Ward 3 Coun. David Kirton, who initiated the motion, will also be going door-to-door to notify residents who live on the road of the name change.
"I'm asking residents of this road to open our hearts to our Indigenous neighbours. It's not everything we can do, but it's one thing," Kirton said.
City council also approved the development of a legacy review, which will look at the full spectrum of the city's "colonial past practices" that need to change.
Saskatoon Tribal Council Chief Mark Arcand, who spoke to city council prior to their vote, said a name change is a step toward reconciliation as the world continues to learn about the truth of residential schools.

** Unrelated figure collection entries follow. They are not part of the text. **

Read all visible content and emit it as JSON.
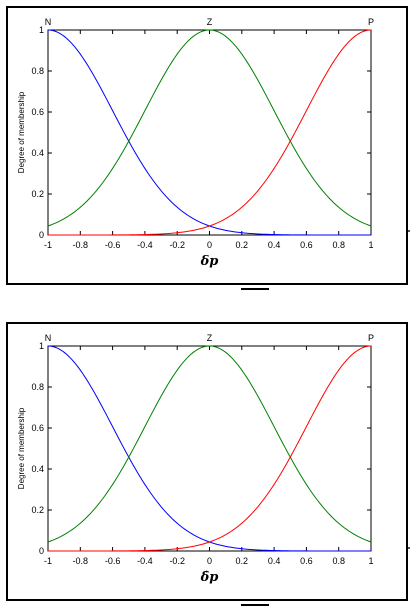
{
  "chart_data": [
    {
      "type": "line",
      "xlabel": "δp",
      "ylabel": "Degree of membership",
      "xlim": [
        -1,
        1
      ],
      "ylim": [
        0,
        1
      ],
      "xticks": [
        "-1",
        "-0.8",
        "-0.6",
        "-0.4",
        "-0.2",
        "0",
        "0.2",
        "0.4",
        "0.6",
        "0.8",
        "1"
      ],
      "yticks": [
        "0",
        "0.2",
        "0.4",
        "0.6",
        "0.8",
        "1"
      ],
      "annotations": [
        "N",
        "Z",
        "P"
      ],
      "series": [
        {
          "color": "#0000ff",
          "membership": "gaussian",
          "center": -1,
          "sigma": 0.4,
          "x": [
            -1,
            -0.8,
            -0.6,
            -0.4,
            -0.2,
            0,
            0.2,
            0.4,
            0.6,
            0.8,
            1
          ],
          "y": [
            1,
            0.88,
            0.61,
            0.32,
            0.14,
            0.04,
            0.01,
            0.0,
            0.0,
            0.0,
            0.0
          ]
        },
        {
          "color": "#008000",
          "membership": "gaussian",
          "center": 0,
          "sigma": 0.4,
          "x": [
            -1,
            -0.8,
            -0.6,
            -0.4,
            -0.2,
            0,
            0.2,
            0.4,
            0.6,
            0.8,
            1
          ],
          "y": [
            0.04,
            0.14,
            0.32,
            0.61,
            0.88,
            1,
            0.88,
            0.61,
            0.32,
            0.14,
            0.04
          ]
        },
        {
          "color": "#ff0000",
          "membership": "gaussian",
          "center": 1,
          "sigma": 0.4,
          "x": [
            -1,
            -0.8,
            -0.6,
            -0.4,
            -0.2,
            0,
            0.2,
            0.4,
            0.6,
            0.8,
            1
          ],
          "y": [
            0.0,
            0.0,
            0.0,
            0.0,
            0.01,
            0.04,
            0.14,
            0.32,
            0.61,
            0.88,
            1
          ]
        }
      ]
    },
    {
      "type": "line",
      "xlabel": "δ̇p",
      "ylabel": "Degree of membership",
      "xlim": [
        -1,
        1
      ],
      "ylim": [
        0,
        1
      ],
      "xticks": [
        "-1",
        "-0.8",
        "-0.6",
        "-0.4",
        "-0.2",
        "0",
        "0.2",
        "0.4",
        "0.6",
        "0.8",
        "1"
      ],
      "yticks": [
        "0",
        "0.2",
        "0.4",
        "0.6",
        "0.8",
        "1"
      ],
      "annotations": [
        "N",
        "Z",
        "P"
      ],
      "series": [
        {
          "color": "#0000ff",
          "membership": "gaussian",
          "center": -1,
          "sigma": 0.4,
          "x": [
            -1,
            -0.8,
            -0.6,
            -0.4,
            -0.2,
            0,
            0.2,
            0.4,
            0.6,
            0.8,
            1
          ],
          "y": [
            1,
            0.88,
            0.61,
            0.32,
            0.14,
            0.04,
            0.01,
            0.0,
            0.0,
            0.0,
            0.0
          ]
        },
        {
          "color": "#008000",
          "membership": "gaussian",
          "center": 0,
          "sigma": 0.4,
          "x": [
            -1,
            -0.8,
            -0.6,
            -0.4,
            -0.2,
            0,
            0.2,
            0.4,
            0.6,
            0.8,
            1
          ],
          "y": [
            0.04,
            0.14,
            0.32,
            0.61,
            0.88,
            1,
            0.88,
            0.61,
            0.32,
            0.14,
            0.04
          ]
        },
        {
          "color": "#ff0000",
          "membership": "gaussian",
          "center": 1,
          "sigma": 0.4,
          "x": [
            -1,
            -0.8,
            -0.6,
            -0.4,
            -0.2,
            0,
            0.2,
            0.4,
            0.6,
            0.8,
            1
          ],
          "y": [
            0.0,
            0.0,
            0.0,
            0.0,
            0.01,
            0.04,
            0.14,
            0.32,
            0.61,
            0.88,
            1
          ]
        }
      ]
    }
  ]
}
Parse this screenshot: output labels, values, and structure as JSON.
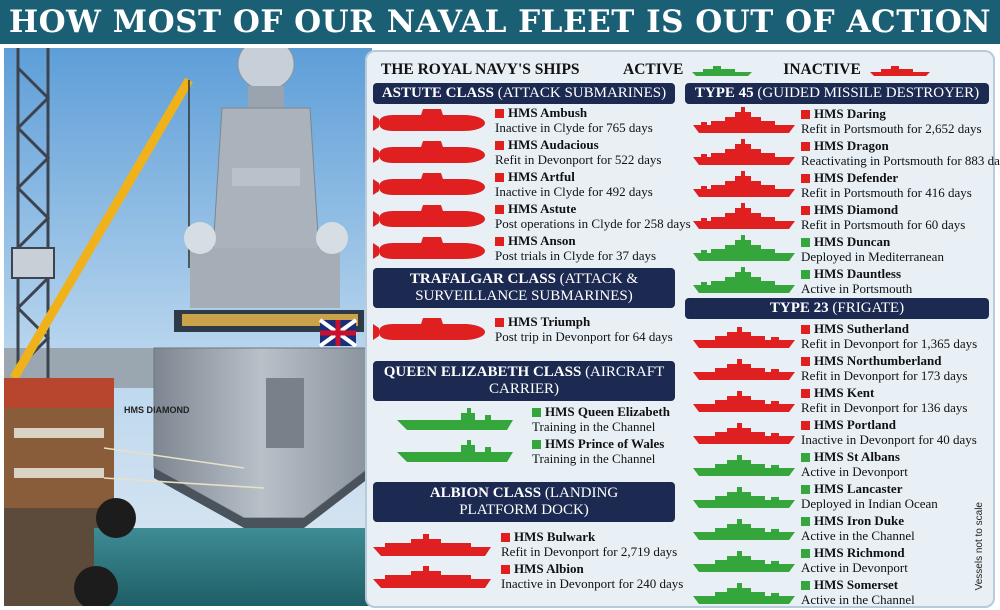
{
  "title": "HOW MOST OF OUR NAVAL FLEET IS OUT OF ACTION",
  "legend": {
    "heading": "THE ROYAL NAVY'S SHIPS",
    "active_label": "ACTIVE",
    "inactive_label": "INACTIVE"
  },
  "colors": {
    "active": "#35a63c",
    "inactive": "#e02020",
    "header_bg": "#1c2951",
    "title_bg": "#1a5f73"
  },
  "side_note": "Vessels not to scale",
  "classes": {
    "astute": {
      "name": "ASTUTE CLASS",
      "sub": "(ATTACK SUBMARINES)",
      "ships": [
        {
          "name": "HMS Ambush",
          "status": "Inactive in Clyde for 765 days",
          "active": false
        },
        {
          "name": "HMS Audacious",
          "status": "Refit in Devonport for 522 days",
          "active": false
        },
        {
          "name": "HMS Artful",
          "status": "Inactive in Clyde for 492 days",
          "active": false
        },
        {
          "name": "HMS Astute",
          "status": "Post operations in Clyde for 258 days",
          "active": false
        },
        {
          "name": "HMS Anson",
          "status": "Post trials in Clyde for 37 days",
          "active": false
        }
      ]
    },
    "trafalgar": {
      "name": "TRAFALGAR CLASS",
      "sub": "(ATTACK &",
      "sub2": "SURVEILLANCE SUBMARINES)",
      "ships": [
        {
          "name": "HMS Triumph",
          "status": "Post trip in Devonport for 64 days",
          "active": false
        }
      ]
    },
    "queen_elizabeth": {
      "name": "QUEEN ELIZABETH CLASS",
      "sub": "(AIRCRAFT CARRIER)",
      "ships": [
        {
          "name": "HMS Queen Elizabeth",
          "status": "Training in the Channel",
          "active": true
        },
        {
          "name": "HMS Prince of Wales",
          "status": "Training in the Channel",
          "active": true
        }
      ]
    },
    "albion": {
      "name": "ALBION CLASS",
      "sub": "(LANDING",
      "sub2": "PLATFORM DOCK)",
      "ships": [
        {
          "name": "HMS Bulwark",
          "status": "Refit in Devonport for 2,719 days",
          "active": false
        },
        {
          "name": "HMS Albion",
          "status": "Inactive in Devonport for 240 days",
          "active": false
        }
      ]
    },
    "type45": {
      "name": "TYPE 45",
      "sub": "(GUIDED MISSILE DESTROYER)",
      "ships": [
        {
          "name": "HMS Daring",
          "status": "Refit in Portsmouth for 2,652 days",
          "active": false
        },
        {
          "name": "HMS Dragon",
          "status": "Reactivating in Portsmouth for 883 days",
          "active": false
        },
        {
          "name": "HMS Defender",
          "status": "Refit in Portsmouth for 416 days",
          "active": false
        },
        {
          "name": "HMS Diamond",
          "status": "Refit in Portsmouth for 60 days",
          "active": false
        },
        {
          "name": "HMS Duncan",
          "status": "Deployed in Mediterranean",
          "active": true
        },
        {
          "name": "HMS Dauntless",
          "status": "Active in Portsmouth",
          "active": true
        }
      ]
    },
    "type23": {
      "name": "TYPE 23",
      "sub": "(FRIGATE)",
      "ships": [
        {
          "name": "HMS Sutherland",
          "status": "Refit in Devonport for 1,365 days",
          "active": false
        },
        {
          "name": "HMS Northumberland",
          "status": "Refit in Devonport for 173 days",
          "active": false
        },
        {
          "name": "HMS Kent",
          "status": "Refit in Devonport for 136 days",
          "active": false
        },
        {
          "name": "HMS Portland",
          "status": "Inactive in Devonport for 40 days",
          "active": false
        },
        {
          "name": "HMS St Albans",
          "status": "Active in Devonport",
          "active": true
        },
        {
          "name": "HMS Lancaster",
          "status": "Deployed in Indian Ocean",
          "active": true
        },
        {
          "name": "HMS Iron Duke",
          "status": "Active in the Channel",
          "active": true
        },
        {
          "name": "HMS Richmond",
          "status": "Active in Devonport",
          "active": true
        },
        {
          "name": "HMS Somerset",
          "status": "Active in the Channel",
          "active": true
        }
      ]
    }
  }
}
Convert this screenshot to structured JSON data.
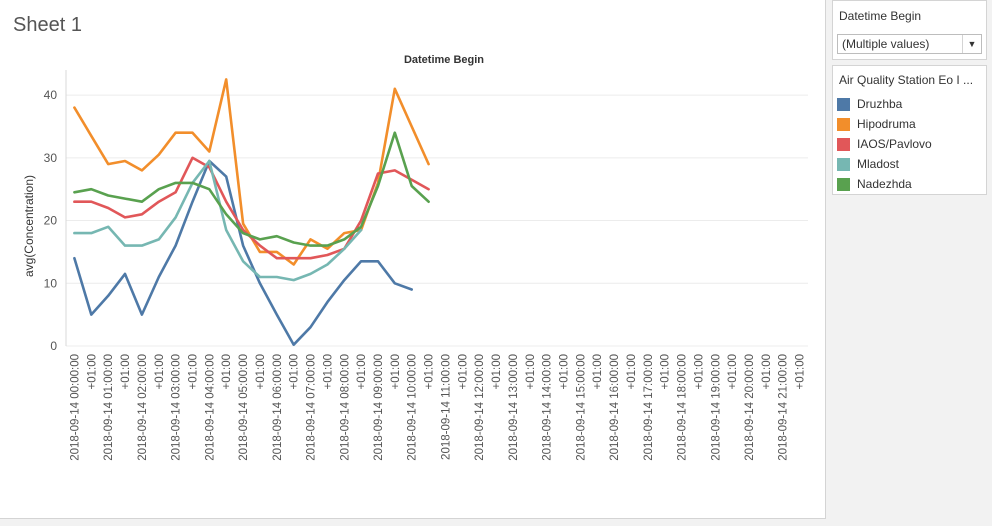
{
  "sheet": {
    "title": "Sheet 1"
  },
  "filter": {
    "title": "Datetime Begin",
    "value": "(Multiple values)",
    "arrow_icon": "chevron-down-icon"
  },
  "legend": {
    "title": "Air Quality Station Eo I ...",
    "items": [
      {
        "label": "Druzhba",
        "color": "#4e79a7"
      },
      {
        "label": "Hipodruma",
        "color": "#f28e2b"
      },
      {
        "label": "IAOS/Pavlovo",
        "color": "#e15759"
      },
      {
        "label": "Mladost",
        "color": "#76b7b2"
      },
      {
        "label": "Nadezhda",
        "color": "#59a14f"
      }
    ]
  },
  "chart_data": {
    "type": "line",
    "title": "Datetime Begin",
    "ylabel": "avg(Concentration)",
    "ylim": [
      0,
      44
    ],
    "yticks": [
      0,
      10,
      20,
      30,
      40
    ],
    "grid": true,
    "legend_position": "right",
    "categories": [
      "2018-09-14 00:00:00",
      "+01:00",
      "2018-09-14 01:00:00",
      "+01:00",
      "2018-09-14 02:00:00",
      "+01:00",
      "2018-09-14 03:00:00",
      "+01:00",
      "2018-09-14 04:00:00",
      "+01:00",
      "2018-09-14 05:00:00",
      "+01:00",
      "2018-09-14 06:00:00",
      "+01:00",
      "2018-09-14 07:00:00",
      "+01:00",
      "2018-09-14 08:00:00",
      "+01:00",
      "2018-09-14 09:00:00",
      "+01:00",
      "2018-09-14 10:00:00",
      "+01:00",
      "2018-09-14 11:00:00",
      "+01:00",
      "2018-09-14 12:00:00",
      "+01:00",
      "2018-09-14 13:00:00",
      "+01:00",
      "2018-09-14 14:00:00",
      "+01:00",
      "2018-09-14 15:00:00",
      "+01:00",
      "2018-09-14 16:00:00",
      "+01:00",
      "2018-09-14 17:00:00",
      "+01:00",
      "2018-09-14 18:00:00",
      "+01:00",
      "2018-09-14 19:00:00",
      "+01:00",
      "2018-09-14 20:00:00",
      "+01:00",
      "2018-09-14 21:00:00",
      "+01:00"
    ],
    "series": [
      {
        "name": "Druzhba",
        "color": "#4e79a7",
        "values": [
          14,
          5,
          8,
          11.5,
          5,
          11,
          16,
          23,
          29.5,
          27,
          16,
          10,
          5,
          0.2,
          3,
          7,
          10.5,
          13.5,
          13.5,
          10,
          9,
          null,
          null,
          null,
          null,
          null,
          null,
          null,
          null,
          null,
          null,
          null,
          null,
          null,
          null,
          null,
          null,
          null,
          null,
          null,
          null,
          null,
          null,
          null
        ]
      },
      {
        "name": "Hipodruma",
        "color": "#f28e2b",
        "values": [
          38,
          33.5,
          29,
          29.5,
          28,
          30.5,
          34,
          34,
          31,
          42.5,
          19.5,
          15,
          15,
          13,
          17,
          15.5,
          18,
          18.5,
          26,
          41,
          35,
          29,
          null,
          null,
          null,
          null,
          null,
          null,
          null,
          null,
          null,
          null,
          null,
          null,
          null,
          null,
          null,
          null,
          null,
          null,
          null,
          null,
          null,
          null
        ]
      },
      {
        "name": "IAOS/Pavlovo",
        "color": "#e15759",
        "values": [
          23,
          23,
          22,
          20.5,
          21,
          23,
          24.5,
          30,
          28.5,
          23,
          18.5,
          16,
          14,
          14,
          14,
          14.5,
          15.5,
          20,
          27.5,
          28,
          26.5,
          25,
          null,
          null,
          null,
          null,
          null,
          null,
          null,
          null,
          null,
          null,
          null,
          null,
          null,
          null,
          null,
          null,
          null,
          null,
          null,
          null,
          null,
          null
        ]
      },
      {
        "name": "Mladost",
        "color": "#76b7b2",
        "values": [
          18,
          18,
          19,
          16,
          16,
          17,
          20.5,
          26,
          29.5,
          18.5,
          13.5,
          11,
          11,
          10.5,
          11.5,
          13,
          15.5,
          18.5,
          null,
          null,
          null,
          null,
          null,
          null,
          null,
          null,
          null,
          null,
          null,
          null,
          null,
          null,
          null,
          null,
          null,
          null,
          null,
          null,
          null,
          null,
          null,
          null,
          null,
          null
        ]
      },
      {
        "name": "Nadezhda",
        "color": "#59a14f",
        "values": [
          24.5,
          25,
          24,
          23.5,
          23,
          25,
          26,
          26,
          25,
          21,
          18,
          17,
          17.5,
          16.5,
          16,
          16,
          17,
          19,
          25.5,
          34,
          25.5,
          23,
          null,
          null,
          null,
          null,
          null,
          null,
          null,
          null,
          null,
          null,
          null,
          null,
          null,
          null,
          null,
          null,
          null,
          null,
          null,
          null,
          null,
          null
        ]
      }
    ]
  }
}
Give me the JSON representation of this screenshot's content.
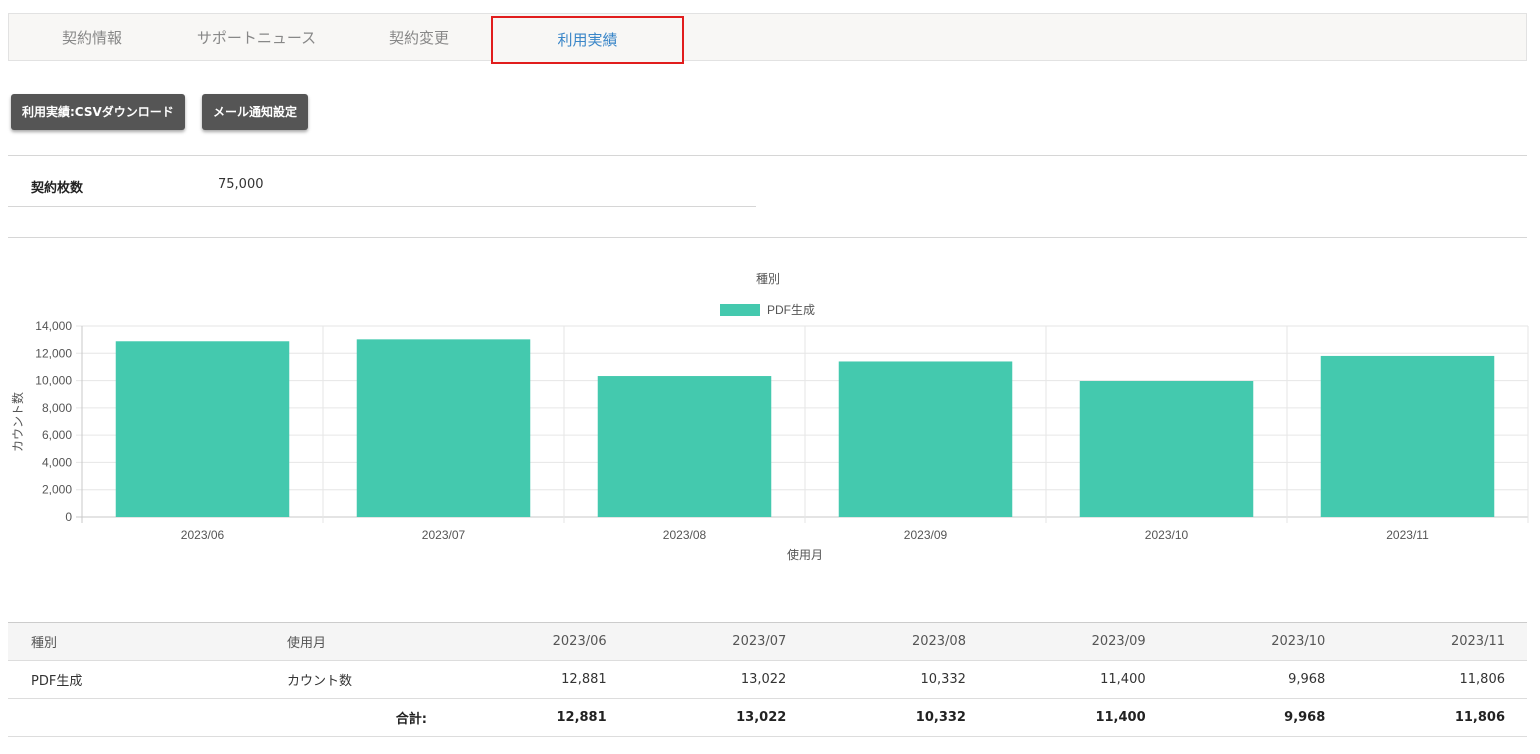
{
  "tabs": [
    {
      "label": "契約情報",
      "active": false
    },
    {
      "label": "サポートニュース",
      "active": false
    },
    {
      "label": "契約変更",
      "active": false
    },
    {
      "label": "利用実績",
      "active": true
    }
  ],
  "buttons": {
    "csv_download": "利用実績:CSVダウンロード",
    "mail_settings": "メール通知設定"
  },
  "contract": {
    "label": "契約枚数",
    "value": "75,000"
  },
  "chart_data": {
    "type": "bar",
    "title": "種別",
    "legend": [
      {
        "name": "PDF生成",
        "color": "#44c9ae"
      }
    ],
    "legend_position": "top-center",
    "categories": [
      "2023/06",
      "2023/07",
      "2023/08",
      "2023/09",
      "2023/10",
      "2023/11"
    ],
    "series": [
      {
        "name": "PDF生成",
        "values": [
          12881,
          13022,
          10332,
          11400,
          9968,
          11806
        ]
      }
    ],
    "xlabel": "使用月",
    "ylabel": "カウント数",
    "ylim": [
      0,
      14000
    ],
    "yticks": [
      "0",
      "2,000",
      "4,000",
      "6,000",
      "8,000",
      "10,000",
      "12,000",
      "14,000"
    ],
    "grid": true,
    "bar_color": "#44c9ae"
  },
  "table": {
    "headers": [
      "種別",
      "使用月",
      "2023/06",
      "2023/07",
      "2023/08",
      "2023/09",
      "2023/10",
      "2023/11"
    ],
    "rows": [
      [
        "PDF生成",
        "カウント数",
        "12,881",
        "13,022",
        "10,332",
        "11,400",
        "9,968",
        "11,806"
      ]
    ],
    "total_label": "合計:",
    "totals": [
      "12,881",
      "13,022",
      "10,332",
      "11,400",
      "9,968",
      "11,806"
    ]
  }
}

"People that are 60, 70, 80 years old that are reliving the horror of residential schools; It's destroying people, it's destroying families and it's destroying partnerships and relationships and that has to change," Arcand said.
He added the name change is an opportunity to right the wrongs.
"At the end of the day we're all going to be better people for it, because we can take this opportunity to educate our city, our school systems, our families and our children."
The street, which runs through Saskatoon's Confederation Park neighbourhood, is named after Canada's first prime minister. Macdonald presided over the establishment of the residential school system, under which thousands of Indigenous children were forced from their homes and families and subjected to various forms of neglect and abuse.
The city has not determined what it will cost to change the name, but it will look at options to manage any costs of changing names and what tools could be used to facilitate a change.
Arcand said when he hears people discuss their concerns around the price tag, it's concerning.
"Residential schools have practically destroyed Indigenous people's lives, and I think it's kind of — I'm going to be frank and say it — it's a slap in the face when people talk about cost," he said.